5 Discussion and conclusion
In this feasibility study, we have demonstrated a practical application of computer vision techniques to concrete workability estimation. The system dynamically monitors the mixing bowl and gives the workability estimation using a low-cost and easy-use setup. The three models used for this purpose are extremely simple, without the use of more curated methods, such as residual structure He et al. (2016), self-attention modules Hu et al. (2018); Yu and Zhang (2022); Vaswani et al. (2017) and neural architecture search Elsken et al. (2019). These methods will be used when the collected dataset is large enough that contains much more diversified data samples.
Also, the current practice of monitoring of concrete mixing process and assessing the concrete workability during the mixing should not only rely on the visual observation, but also some other signal channels such as concrete density, concrete weight, and hydraulic pressure. Based on these sensor data, we will also build the multi-feature fusion models See and Abrahart (2001).

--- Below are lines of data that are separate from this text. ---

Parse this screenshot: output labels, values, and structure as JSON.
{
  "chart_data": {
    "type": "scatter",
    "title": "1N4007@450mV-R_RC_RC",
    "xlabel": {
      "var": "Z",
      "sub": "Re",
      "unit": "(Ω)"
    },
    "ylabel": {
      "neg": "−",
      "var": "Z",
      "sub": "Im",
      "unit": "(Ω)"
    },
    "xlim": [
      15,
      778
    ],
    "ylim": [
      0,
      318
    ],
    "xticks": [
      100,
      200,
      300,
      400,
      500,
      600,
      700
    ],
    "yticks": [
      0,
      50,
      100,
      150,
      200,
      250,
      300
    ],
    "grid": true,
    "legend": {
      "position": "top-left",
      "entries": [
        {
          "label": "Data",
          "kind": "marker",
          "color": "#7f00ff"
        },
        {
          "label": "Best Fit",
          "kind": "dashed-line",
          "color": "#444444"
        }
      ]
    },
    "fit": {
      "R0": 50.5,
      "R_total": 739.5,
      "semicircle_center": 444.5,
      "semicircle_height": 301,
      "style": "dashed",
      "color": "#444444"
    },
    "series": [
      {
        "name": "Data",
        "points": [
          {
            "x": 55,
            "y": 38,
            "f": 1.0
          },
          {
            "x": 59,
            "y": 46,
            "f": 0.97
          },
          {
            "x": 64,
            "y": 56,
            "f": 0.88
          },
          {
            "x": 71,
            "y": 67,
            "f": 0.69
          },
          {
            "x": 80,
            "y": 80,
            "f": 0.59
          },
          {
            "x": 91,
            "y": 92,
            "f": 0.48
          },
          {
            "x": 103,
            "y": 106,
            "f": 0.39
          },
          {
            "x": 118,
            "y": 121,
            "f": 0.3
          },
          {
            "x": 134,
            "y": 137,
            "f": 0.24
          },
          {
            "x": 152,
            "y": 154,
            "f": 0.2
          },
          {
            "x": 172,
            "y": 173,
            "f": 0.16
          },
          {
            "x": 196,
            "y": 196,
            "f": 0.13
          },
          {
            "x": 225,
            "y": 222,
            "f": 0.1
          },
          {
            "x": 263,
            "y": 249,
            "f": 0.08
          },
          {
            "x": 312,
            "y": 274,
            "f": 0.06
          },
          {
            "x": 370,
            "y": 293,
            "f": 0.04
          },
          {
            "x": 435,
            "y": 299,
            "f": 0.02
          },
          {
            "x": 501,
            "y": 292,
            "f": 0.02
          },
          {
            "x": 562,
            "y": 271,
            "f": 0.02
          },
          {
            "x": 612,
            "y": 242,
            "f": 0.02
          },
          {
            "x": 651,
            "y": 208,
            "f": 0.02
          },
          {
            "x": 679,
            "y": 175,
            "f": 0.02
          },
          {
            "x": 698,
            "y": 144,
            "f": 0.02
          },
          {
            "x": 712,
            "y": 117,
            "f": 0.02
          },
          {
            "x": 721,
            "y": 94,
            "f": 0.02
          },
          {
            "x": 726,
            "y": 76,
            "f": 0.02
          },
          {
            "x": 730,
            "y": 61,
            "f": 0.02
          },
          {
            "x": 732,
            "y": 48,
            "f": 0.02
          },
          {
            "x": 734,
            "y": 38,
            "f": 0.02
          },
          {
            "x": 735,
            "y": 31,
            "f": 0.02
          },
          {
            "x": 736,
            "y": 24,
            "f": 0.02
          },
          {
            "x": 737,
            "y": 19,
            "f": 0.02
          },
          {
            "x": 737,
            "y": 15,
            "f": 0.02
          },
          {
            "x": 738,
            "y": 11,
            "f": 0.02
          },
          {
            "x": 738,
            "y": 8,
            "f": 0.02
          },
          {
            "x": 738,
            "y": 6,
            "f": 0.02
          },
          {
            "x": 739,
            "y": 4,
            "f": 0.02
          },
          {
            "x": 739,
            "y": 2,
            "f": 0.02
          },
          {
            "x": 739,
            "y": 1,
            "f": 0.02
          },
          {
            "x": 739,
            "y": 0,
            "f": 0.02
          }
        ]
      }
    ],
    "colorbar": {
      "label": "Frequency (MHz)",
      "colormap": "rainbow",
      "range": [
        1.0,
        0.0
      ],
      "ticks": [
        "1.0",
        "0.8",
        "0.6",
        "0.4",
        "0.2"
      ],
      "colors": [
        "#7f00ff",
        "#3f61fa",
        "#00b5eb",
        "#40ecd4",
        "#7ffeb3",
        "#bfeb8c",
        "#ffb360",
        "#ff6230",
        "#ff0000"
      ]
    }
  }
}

With this regard, the automated system can well simulate the experienced assessor, to leverage each signal channel and alleviate the negative effects raised by the noisy data.
This research represents a technical breakthrough in our ability to monitor and assess the quality of the concrete product with minimal human interaction. Thus, the success of the forthcoming project is expected to significantly improve the performance of products in a large quantity, reduce waste and costs, and benefit Australian and global markets.